En la actualidad, su programa radial «Leer es un placer» (el único en su tipo en estos días) sale por Radio de la Ciudad (AM 1110), los viernes a las 20.15, y por la radio web «Conexión abierta» (conexionabierta.com.ar) los miércoles a las 11, con el auspicio de la Dirección Gral. del Libro y Bibliotecas de la CABA. El pasado 28 de julio, además, recibió el premio Pregonero que otorga la Fundación El Libro.
«La llegada a la radio por Internet cambió radicalmente la relación con los oyentes», se entusiasma. «Si bien el programa tiene un horario de salida, después queda colgado en la red para que lo escuche quien lo desee en el horario que quiera. Eso era imposible antes. Además, las redes sociales como Facebook me permiten también interactuar con oyentes amigos y autores».

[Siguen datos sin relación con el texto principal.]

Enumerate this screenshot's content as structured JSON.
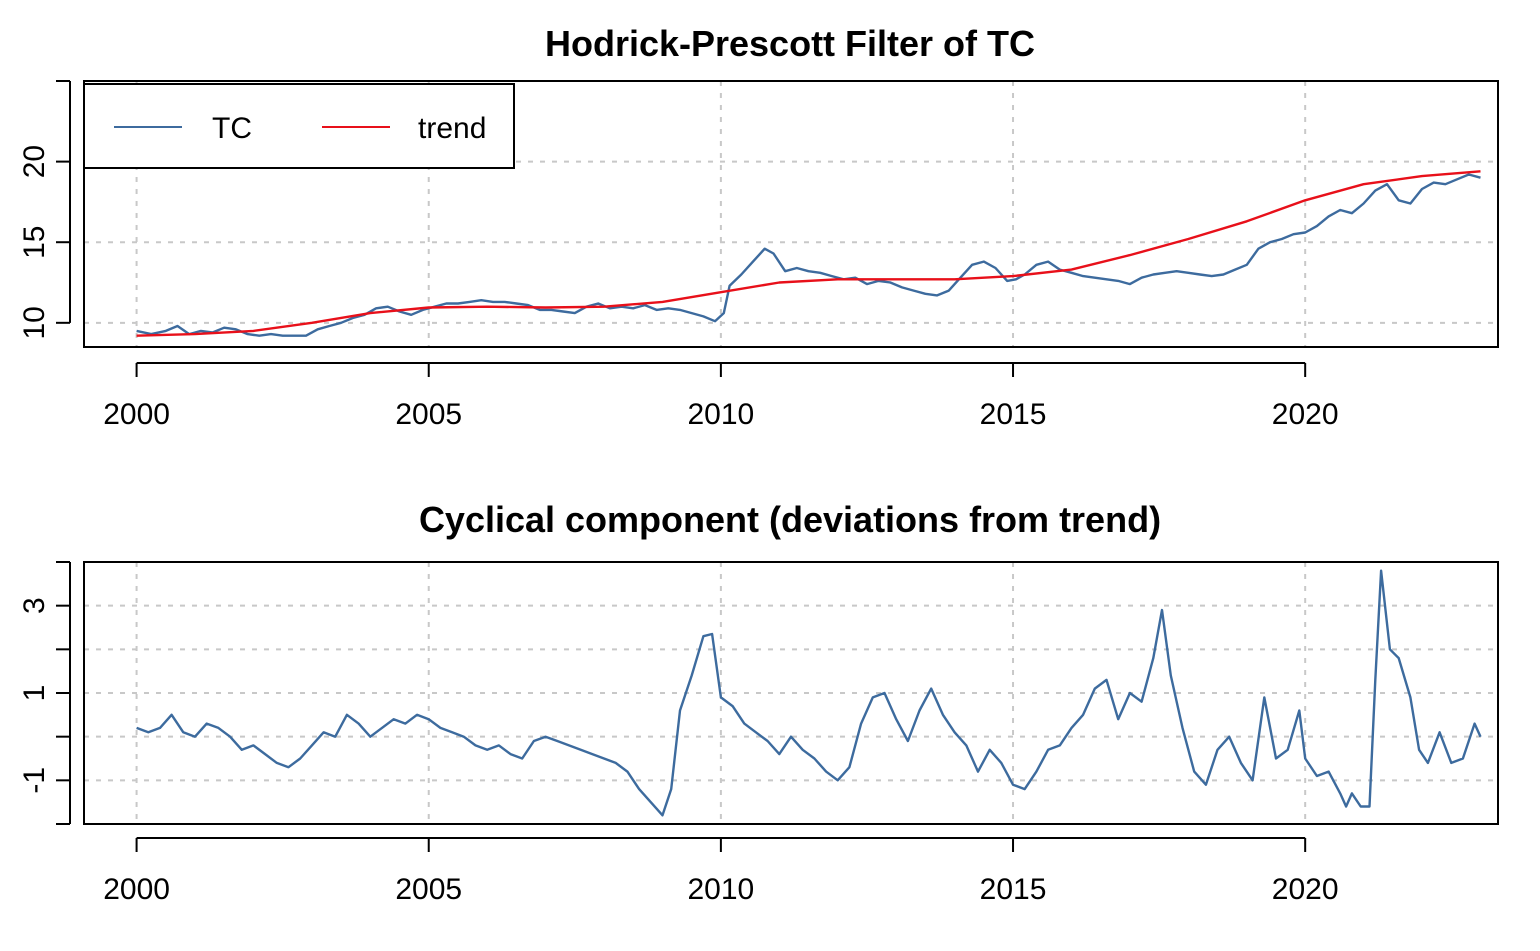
{
  "colors": {
    "tc": "#3D6B9E",
    "trend": "#E8101A"
  },
  "chart_data": [
    {
      "type": "line",
      "title": "Hodrick-Prescott Filter of TC",
      "xlabel": "",
      "ylabel": "",
      "xlim": [
        1999.1,
        2023.3
      ],
      "ylim": [
        8.5,
        25.0
      ],
      "x_ticks": [
        "2000",
        "2005",
        "2010",
        "2015",
        "2020"
      ],
      "y_ticks": [
        "10",
        "15",
        "20"
      ],
      "grid": true,
      "legend": {
        "position": "top-left",
        "entries": [
          "TC",
          "trend"
        ]
      },
      "series": [
        {
          "name": "TC",
          "color": "#3D6B9E",
          "points": [
            [
              2000.0,
              9.5
            ],
            [
              2000.25,
              9.3
            ],
            [
              2000.5,
              9.5
            ],
            [
              2000.7,
              9.8
            ],
            [
              2000.9,
              9.3
            ],
            [
              2001.1,
              9.5
            ],
            [
              2001.3,
              9.4
            ],
            [
              2001.5,
              9.7
            ],
            [
              2001.7,
              9.6
            ],
            [
              2001.9,
              9.3
            ],
            [
              2002.1,
              9.2
            ],
            [
              2002.3,
              9.3
            ],
            [
              2002.5,
              9.2
            ],
            [
              2002.7,
              9.2
            ],
            [
              2002.9,
              9.2
            ],
            [
              2003.1,
              9.6
            ],
            [
              2003.3,
              9.8
            ],
            [
              2003.5,
              10.0
            ],
            [
              2003.7,
              10.3
            ],
            [
              2003.9,
              10.5
            ],
            [
              2004.1,
              10.9
            ],
            [
              2004.3,
              11.0
            ],
            [
              2004.5,
              10.7
            ],
            [
              2004.7,
              10.5
            ],
            [
              2004.9,
              10.8
            ],
            [
              2005.1,
              11.0
            ],
            [
              2005.3,
              11.2
            ],
            [
              2005.5,
              11.2
            ],
            [
              2005.7,
              11.3
            ],
            [
              2005.9,
              11.4
            ],
            [
              2006.1,
              11.3
            ],
            [
              2006.3,
              11.3
            ],
            [
              2006.5,
              11.2
            ],
            [
              2006.7,
              11.1
            ],
            [
              2006.9,
              10.8
            ],
            [
              2007.1,
              10.8
            ],
            [
              2007.3,
              10.7
            ],
            [
              2007.5,
              10.6
            ],
            [
              2007.7,
              11.0
            ],
            [
              2007.9,
              11.2
            ],
            [
              2008.1,
              10.9
            ],
            [
              2008.3,
              11.0
            ],
            [
              2008.5,
              10.9
            ],
            [
              2008.7,
              11.1
            ],
            [
              2008.9,
              10.8
            ],
            [
              2009.1,
              10.9
            ],
            [
              2009.3,
              10.8
            ],
            [
              2009.5,
              10.6
            ],
            [
              2009.7,
              10.4
            ],
            [
              2009.9,
              10.1
            ],
            [
              2010.05,
              10.6
            ],
            [
              2010.15,
              12.3
            ],
            [
              2010.35,
              13.0
            ],
            [
              2010.55,
              13.8
            ],
            [
              2010.75,
              14.6
            ],
            [
              2010.9,
              14.3
            ],
            [
              2011.1,
              13.2
            ],
            [
              2011.3,
              13.4
            ],
            [
              2011.5,
              13.2
            ],
            [
              2011.7,
              13.1
            ],
            [
              2011.9,
              12.9
            ],
            [
              2012.1,
              12.7
            ],
            [
              2012.3,
              12.8
            ],
            [
              2012.5,
              12.4
            ],
            [
              2012.7,
              12.6
            ],
            [
              2012.9,
              12.5
            ],
            [
              2013.1,
              12.2
            ],
            [
              2013.3,
              12.0
            ],
            [
              2013.5,
              11.8
            ],
            [
              2013.7,
              11.7
            ],
            [
              2013.9,
              12.0
            ],
            [
              2014.1,
              12.8
            ],
            [
              2014.3,
              13.6
            ],
            [
              2014.5,
              13.8
            ],
            [
              2014.7,
              13.4
            ],
            [
              2014.9,
              12.6
            ],
            [
              2015.05,
              12.7
            ],
            [
              2015.2,
              13.0
            ],
            [
              2015.4,
              13.6
            ],
            [
              2015.6,
              13.8
            ],
            [
              2015.8,
              13.3
            ],
            [
              2016.0,
              13.1
            ],
            [
              2016.2,
              12.9
            ],
            [
              2016.4,
              12.8
            ],
            [
              2016.6,
              12.7
            ],
            [
              2016.8,
              12.6
            ],
            [
              2017.0,
              12.4
            ],
            [
              2017.2,
              12.8
            ],
            [
              2017.4,
              13.0
            ],
            [
              2017.6,
              13.1
            ],
            [
              2017.8,
              13.2
            ],
            [
              2018.0,
              13.1
            ],
            [
              2018.2,
              13.0
            ],
            [
              2018.4,
              12.9
            ],
            [
              2018.6,
              13.0
            ],
            [
              2018.8,
              13.3
            ],
            [
              2019.0,
              13.6
            ],
            [
              2019.2,
              14.6
            ],
            [
              2019.4,
              15.0
            ],
            [
              2019.6,
              15.2
            ],
            [
              2019.8,
              15.5
            ],
            [
              2020.0,
              15.6
            ],
            [
              2020.2,
              16.0
            ],
            [
              2020.4,
              16.6
            ],
            [
              2020.6,
              17.0
            ],
            [
              2020.8,
              16.8
            ],
            [
              2021.0,
              17.4
            ],
            [
              2021.2,
              18.2
            ],
            [
              2021.4,
              18.6
            ],
            [
              2021.6,
              17.6
            ],
            [
              2021.8,
              17.4
            ],
            [
              2022.0,
              18.3
            ],
            [
              2022.2,
              18.7
            ],
            [
              2022.4,
              18.6
            ],
            [
              2022.6,
              18.9
            ],
            [
              2022.8,
              19.2
            ],
            [
              2023.0,
              19.0
            ]
          ]
        },
        {
          "name": "trend",
          "color": "#E8101A",
          "points": [
            [
              2000.0,
              9.2
            ],
            [
              2001.0,
              9.3
            ],
            [
              2002.0,
              9.5
            ],
            [
              2003.0,
              10.0
            ],
            [
              2004.0,
              10.6
            ],
            [
              2005.0,
              10.95
            ],
            [
              2006.0,
              11.0
            ],
            [
              2007.0,
              10.95
            ],
            [
              2008.0,
              11.0
            ],
            [
              2009.0,
              11.3
            ],
            [
              2010.0,
              11.9
            ],
            [
              2011.0,
              12.5
            ],
            [
              2012.0,
              12.7
            ],
            [
              2013.0,
              12.7
            ],
            [
              2014.0,
              12.7
            ],
            [
              2015.0,
              12.9
            ],
            [
              2016.0,
              13.3
            ],
            [
              2017.0,
              14.2
            ],
            [
              2018.0,
              15.2
            ],
            [
              2019.0,
              16.3
            ],
            [
              2020.0,
              17.6
            ],
            [
              2021.0,
              18.6
            ],
            [
              2022.0,
              19.1
            ],
            [
              2023.0,
              19.4
            ]
          ]
        }
      ]
    },
    {
      "type": "line",
      "title": "Cyclical component (deviations from trend)",
      "xlabel": "",
      "ylabel": "",
      "xlim": [
        1999.1,
        2023.3
      ],
      "ylim": [
        -2.0,
        4.0
      ],
      "x_ticks": [
        "2000",
        "2005",
        "2010",
        "2015",
        "2020"
      ],
      "y_ticks": [
        "-1",
        "1",
        "3"
      ],
      "grid": true,
      "series": [
        {
          "name": "",
          "color": "#3D6B9E",
          "points": [
            [
              2000.0,
              0.2
            ],
            [
              2000.2,
              0.1
            ],
            [
              2000.4,
              0.2
            ],
            [
              2000.6,
              0.5
            ],
            [
              2000.8,
              0.1
            ],
            [
              2001.0,
              0.0
            ],
            [
              2001.2,
              0.3
            ],
            [
              2001.4,
              0.2
            ],
            [
              2001.6,
              0.0
            ],
            [
              2001.8,
              -0.3
            ],
            [
              2002.0,
              -0.2
            ],
            [
              2002.2,
              -0.4
            ],
            [
              2002.4,
              -0.6
            ],
            [
              2002.6,
              -0.7
            ],
            [
              2002.8,
              -0.5
            ],
            [
              2003.0,
              -0.2
            ],
            [
              2003.2,
              0.1
            ],
            [
              2003.4,
              0.0
            ],
            [
              2003.6,
              0.5
            ],
            [
              2003.8,
              0.3
            ],
            [
              2004.0,
              0.0
            ],
            [
              2004.2,
              0.2
            ],
            [
              2004.4,
              0.4
            ],
            [
              2004.6,
              0.3
            ],
            [
              2004.8,
              0.5
            ],
            [
              2005.0,
              0.4
            ],
            [
              2005.2,
              0.2
            ],
            [
              2005.4,
              0.1
            ],
            [
              2005.6,
              0.0
            ],
            [
              2005.8,
              -0.2
            ],
            [
              2006.0,
              -0.3
            ],
            [
              2006.2,
              -0.2
            ],
            [
              2006.4,
              -0.4
            ],
            [
              2006.6,
              -0.5
            ],
            [
              2006.8,
              -0.1
            ],
            [
              2007.0,
              0.0
            ],
            [
              2007.2,
              -0.1
            ],
            [
              2007.4,
              -0.2
            ],
            [
              2007.6,
              -0.3
            ],
            [
              2007.8,
              -0.4
            ],
            [
              2008.0,
              -0.5
            ],
            [
              2008.2,
              -0.6
            ],
            [
              2008.4,
              -0.8
            ],
            [
              2008.6,
              -1.2
            ],
            [
              2008.8,
              -1.5
            ],
            [
              2009.0,
              -1.8
            ],
            [
              2009.15,
              -1.2
            ],
            [
              2009.3,
              0.6
            ],
            [
              2009.5,
              1.4
            ],
            [
              2009.7,
              2.3
            ],
            [
              2009.85,
              2.35
            ],
            [
              2010.0,
              0.9
            ],
            [
              2010.2,
              0.7
            ],
            [
              2010.4,
              0.3
            ],
            [
              2010.6,
              0.1
            ],
            [
              2010.8,
              -0.1
            ],
            [
              2011.0,
              -0.4
            ],
            [
              2011.2,
              0.0
            ],
            [
              2011.4,
              -0.3
            ],
            [
              2011.6,
              -0.5
            ],
            [
              2011.8,
              -0.8
            ],
            [
              2012.0,
              -1.0
            ],
            [
              2012.2,
              -0.7
            ],
            [
              2012.4,
              0.3
            ],
            [
              2012.6,
              0.9
            ],
            [
              2012.8,
              1.0
            ],
            [
              2013.0,
              0.4
            ],
            [
              2013.2,
              -0.1
            ],
            [
              2013.4,
              0.6
            ],
            [
              2013.6,
              1.1
            ],
            [
              2013.8,
              0.5
            ],
            [
              2014.0,
              0.1
            ],
            [
              2014.2,
              -0.2
            ],
            [
              2014.4,
              -0.8
            ],
            [
              2014.6,
              -0.3
            ],
            [
              2014.8,
              -0.6
            ],
            [
              2015.0,
              -1.1
            ],
            [
              2015.2,
              -1.2
            ],
            [
              2015.4,
              -0.8
            ],
            [
              2015.6,
              -0.3
            ],
            [
              2015.8,
              -0.2
            ],
            [
              2016.0,
              0.2
            ],
            [
              2016.2,
              0.5
            ],
            [
              2016.4,
              1.1
            ],
            [
              2016.6,
              1.3
            ],
            [
              2016.8,
              0.4
            ],
            [
              2017.0,
              1.0
            ],
            [
              2017.2,
              0.8
            ],
            [
              2017.4,
              1.8
            ],
            [
              2017.55,
              2.9
            ],
            [
              2017.7,
              1.4
            ],
            [
              2017.9,
              0.2
            ],
            [
              2018.1,
              -0.8
            ],
            [
              2018.3,
              -1.1
            ],
            [
              2018.5,
              -0.3
            ],
            [
              2018.7,
              0.0
            ],
            [
              2018.9,
              -0.6
            ],
            [
              2019.1,
              -1.0
            ],
            [
              2019.3,
              0.9
            ],
            [
              2019.5,
              -0.5
            ],
            [
              2019.7,
              -0.3
            ],
            [
              2019.9,
              0.6
            ],
            [
              2020.0,
              -0.5
            ],
            [
              2020.2,
              -0.9
            ],
            [
              2020.4,
              -0.8
            ],
            [
              2020.6,
              -1.3
            ],
            [
              2020.7,
              -1.6
            ],
            [
              2020.8,
              -1.3
            ],
            [
              2020.95,
              -1.6
            ],
            [
              2021.1,
              -1.6
            ],
            [
              2021.2,
              1.3
            ],
            [
              2021.3,
              3.8
            ],
            [
              2021.45,
              2.0
            ],
            [
              2021.6,
              1.8
            ],
            [
              2021.8,
              0.9
            ],
            [
              2021.95,
              -0.3
            ],
            [
              2022.1,
              -0.6
            ],
            [
              2022.3,
              0.1
            ],
            [
              2022.5,
              -0.6
            ],
            [
              2022.7,
              -0.5
            ],
            [
              2022.9,
              0.3
            ],
            [
              2023.0,
              0.0
            ]
          ]
        }
      ]
    }
  ]
}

Periodista: ¿Cómo llegó a la radio?
Natu Poblet: Esto viene desde hace varios años. El que me convocó por primera vez fue Carlos Rodari, para que tuviera una columna sobre libros y novedades dentro de su programa de la noche. Eso era a fines de los 80 en «Radio del Plata», cuando todavía estaba en la avenida Santa Fe. Recuerdo con mucho cariño ese espacio, que duró hasta que continuó en el aire el programa de Rodari. Después, entre 1995 y 1999, conduje ya mi programa propio por «Radio El Mundo», con un formato bastante parecido al que tiene ahora. De ese período me queda la felicidad de haber conocido a mi actual colaborador, Carlos Clerici, a quien incorporé desde entonces. Carlos es un gran locutor, que no sólo lee los fragmentos que yo le marco, sino que también participa y pregunta. Además, como de antemano él no lee el libro que vamos a tratar en cada programa, eso resulta mucho mejor, porque lo va descubriendo en vivo a la par del oyente.
P.: Su trabajo ahora es doble, porque hay que aclarar, para quien no lo sepa, que los contenidos del programa de Internet y del que sale por Radio de la Ciudad son diferentes.

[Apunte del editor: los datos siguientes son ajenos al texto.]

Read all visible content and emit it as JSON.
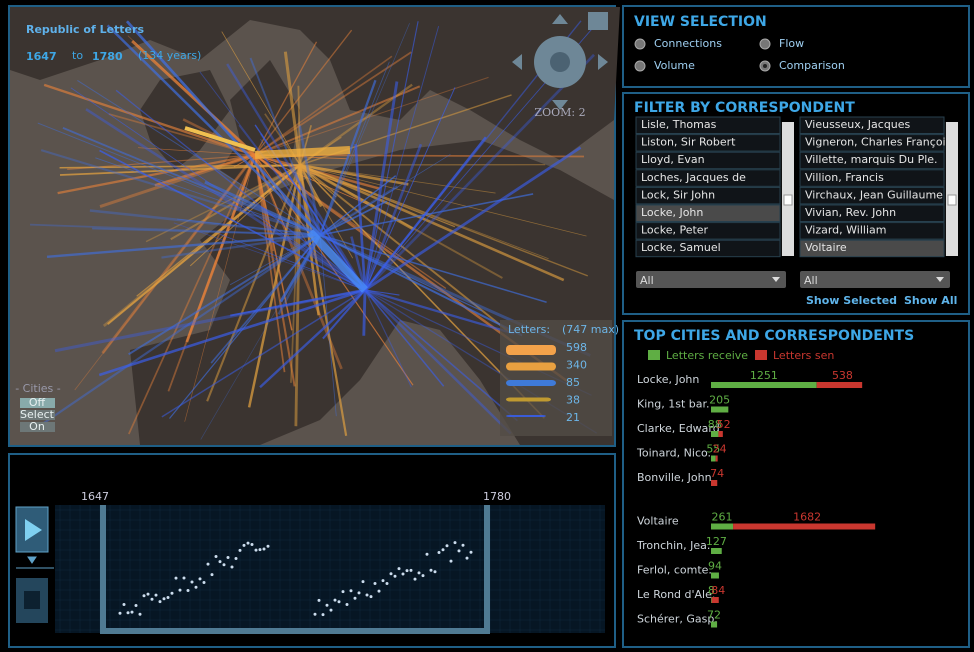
{
  "map": {
    "title": "Republic of Letters",
    "start_year": 1647,
    "to": "to",
    "end_year": 1780,
    "span": "(134 years)",
    "zoom": "ZOOM: 2",
    "legend": {
      "title": "Letters:",
      "max": "(747 max)",
      "values": [
        598,
        340,
        85,
        38,
        21
      ]
    },
    "cities": {
      "title": "- Cities -",
      "options": [
        "Off",
        "Select",
        "On"
      ]
    }
  },
  "timeline": {
    "start": 1647,
    "end": 1780
  },
  "view_selection": {
    "title": "VIEW SELECTION",
    "options": [
      "Connections",
      "Flow",
      "Volume",
      "Comparison"
    ],
    "selected": 3
  },
  "filter": {
    "title": "FILTER BY CORRESPONDENT",
    "left_list": [
      "Lisle, Thomas",
      "Liston, Sir Robert",
      "Lloyd, Evan",
      "Loches, Jacques de",
      "Lock, Sir John",
      "Locke, John",
      "Locke, Peter",
      "Locke, Samuel"
    ],
    "left_selected": 5,
    "right_list": [
      "Vieusseux, Jacques",
      "Vigneron, Charles François",
      "Villette, marquis Du Ple.",
      "Villion, Francis",
      "Virchaux, Jean Guillaume",
      "Vivian, Rev. John",
      "Vizard, William",
      "Voltaire"
    ],
    "right_selected": 7,
    "dropdowns": [
      "All",
      "All"
    ],
    "buttons": [
      "Show Selected",
      "Show All"
    ]
  },
  "top": {
    "title": "TOP CITIES AND CORRESPONDENTS",
    "legend": [
      "Letters receive",
      "Letters sen"
    ],
    "rows": [
      {
        "name": "Locke, John",
        "received": 1251,
        "sent": 538
      },
      {
        "name": "King, 1st bar.",
        "received": 205,
        "sent": null
      },
      {
        "name": "Clarke, Edward",
        "received": 88,
        "sent": 52
      },
      {
        "name": "Toinard, Nico.",
        "received": 55,
        "sent": 24
      },
      {
        "name": "Bonville, John",
        "received": null,
        "sent": 74
      },
      {
        "name": "Voltaire",
        "received": 261,
        "sent": 1682
      },
      {
        "name": "Tronchin, Jea.",
        "received": 127,
        "sent": null
      },
      {
        "name": "Ferlol, comte.",
        "received": 94,
        "sent": null
      },
      {
        "name": "Le Rond d'Ale.",
        "received": 8,
        "sent": 84
      },
      {
        "name": "Schérer, Gasp.",
        "received": 72,
        "sent": null
      }
    ]
  }
}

N.P.: ¡Ah, sí, por supuesto! No duplicamos ni repetimos, son programas bien distintos aunque iguales en formato, que me exige encontrar dos libros distintos cada semana. Pero, por fortuna, la cantidad de títulos y autores que me entusiasman es amplia, y a veces puedo hacer menos de lo que realmente quisiera.
P.: ¿Y nunca invitó a alguien que no le guste para criticarlo al aire y para que se defienda?

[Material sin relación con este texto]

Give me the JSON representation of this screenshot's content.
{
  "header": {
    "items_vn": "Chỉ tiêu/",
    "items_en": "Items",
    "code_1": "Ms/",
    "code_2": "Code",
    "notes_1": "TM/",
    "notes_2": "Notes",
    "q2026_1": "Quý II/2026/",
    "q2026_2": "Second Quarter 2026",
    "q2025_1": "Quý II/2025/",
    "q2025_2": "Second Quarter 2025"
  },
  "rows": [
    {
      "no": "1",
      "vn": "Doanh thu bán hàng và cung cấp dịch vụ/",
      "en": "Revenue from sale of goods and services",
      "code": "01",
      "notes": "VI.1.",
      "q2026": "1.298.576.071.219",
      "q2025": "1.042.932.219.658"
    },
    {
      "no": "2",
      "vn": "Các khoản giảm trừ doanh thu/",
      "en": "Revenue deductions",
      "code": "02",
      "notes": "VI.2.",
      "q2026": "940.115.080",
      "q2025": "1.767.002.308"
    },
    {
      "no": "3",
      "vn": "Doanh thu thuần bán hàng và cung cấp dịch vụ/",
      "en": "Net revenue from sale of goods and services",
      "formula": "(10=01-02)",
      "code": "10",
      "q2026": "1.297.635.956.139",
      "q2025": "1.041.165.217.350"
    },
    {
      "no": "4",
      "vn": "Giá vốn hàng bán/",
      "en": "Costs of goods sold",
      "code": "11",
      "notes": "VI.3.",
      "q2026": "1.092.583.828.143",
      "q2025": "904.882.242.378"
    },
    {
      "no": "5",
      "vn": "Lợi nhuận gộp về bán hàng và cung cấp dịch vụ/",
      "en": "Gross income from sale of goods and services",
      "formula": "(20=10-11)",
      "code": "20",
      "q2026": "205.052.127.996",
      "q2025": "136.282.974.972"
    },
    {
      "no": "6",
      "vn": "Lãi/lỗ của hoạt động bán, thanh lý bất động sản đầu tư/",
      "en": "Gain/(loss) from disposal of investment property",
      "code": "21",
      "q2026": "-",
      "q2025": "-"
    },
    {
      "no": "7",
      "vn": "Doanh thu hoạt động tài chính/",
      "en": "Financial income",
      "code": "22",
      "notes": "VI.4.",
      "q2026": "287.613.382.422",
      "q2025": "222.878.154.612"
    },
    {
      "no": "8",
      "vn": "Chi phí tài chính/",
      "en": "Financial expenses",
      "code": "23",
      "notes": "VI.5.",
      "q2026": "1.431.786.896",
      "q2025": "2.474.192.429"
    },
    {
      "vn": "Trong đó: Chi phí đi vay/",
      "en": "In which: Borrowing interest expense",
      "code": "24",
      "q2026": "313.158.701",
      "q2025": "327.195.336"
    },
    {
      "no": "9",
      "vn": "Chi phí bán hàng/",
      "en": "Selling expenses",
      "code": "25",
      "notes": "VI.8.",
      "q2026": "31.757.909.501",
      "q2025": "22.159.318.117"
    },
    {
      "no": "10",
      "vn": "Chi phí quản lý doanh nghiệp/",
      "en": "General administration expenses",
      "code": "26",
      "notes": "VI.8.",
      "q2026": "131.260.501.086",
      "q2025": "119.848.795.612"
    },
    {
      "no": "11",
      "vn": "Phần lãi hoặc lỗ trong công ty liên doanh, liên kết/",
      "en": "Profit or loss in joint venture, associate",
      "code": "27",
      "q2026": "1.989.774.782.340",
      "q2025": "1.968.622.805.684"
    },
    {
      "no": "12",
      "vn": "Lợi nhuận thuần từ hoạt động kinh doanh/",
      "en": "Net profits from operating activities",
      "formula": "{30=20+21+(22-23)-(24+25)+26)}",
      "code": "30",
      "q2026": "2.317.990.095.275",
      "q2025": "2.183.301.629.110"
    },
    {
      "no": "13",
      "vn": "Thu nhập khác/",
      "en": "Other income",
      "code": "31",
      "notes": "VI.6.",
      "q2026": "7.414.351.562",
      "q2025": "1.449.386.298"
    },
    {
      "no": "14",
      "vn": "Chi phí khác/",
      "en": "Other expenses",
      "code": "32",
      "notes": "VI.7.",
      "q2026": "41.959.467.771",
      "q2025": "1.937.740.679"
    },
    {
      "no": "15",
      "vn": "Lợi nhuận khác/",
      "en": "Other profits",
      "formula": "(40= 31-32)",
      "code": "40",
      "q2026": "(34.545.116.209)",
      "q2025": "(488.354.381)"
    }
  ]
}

N.P.: Ah, no, no. Esto es el placer de leer, no el de destruir. Por cierto que hay muchos que lo merecen, pero no me ocupo de ellos. Mi única guía es el placer que me deparó un libro, y compartirlo con el oyente. Yo soy, ante todo, lectora, no soy ni me considero periodista. A los autores los entrevisto, ya sea en vivo o telefónicamente cuando viven el exterior, de la misma forma como si estuviera compartiendo con ellos una mesa en la librería. Sólo que con el complemento de la lectura de pasajes de su libro, que por otra parte, según me han dicho muchos de esos autores, elijo muy bien. Me gusta entregarme al autor, aprender de él, tratar de entender lo que propone en lugar de rebatirlo.
P.: ¿Tiene alguna debilidad por ciertos autores, estilos, géneros?
N.P.: En absoluto. Esa es otra de las buenas cosas del programa, que afortunadamente responde a mis preferencias amplias. Me han entusiasmado autores tan distintos como Ricardo Piglia, Edgardo Cozarinsky, Juan Gabriel Vázquez (me fascinó su novela «El ruido de las cosas al caer»), Gonzalo Celorio, Antonio Muñoz Molina, Patricio Prón, y una autora joven y completamente «antisistema», que me parece extraordinaria, como Pola Oloixarac.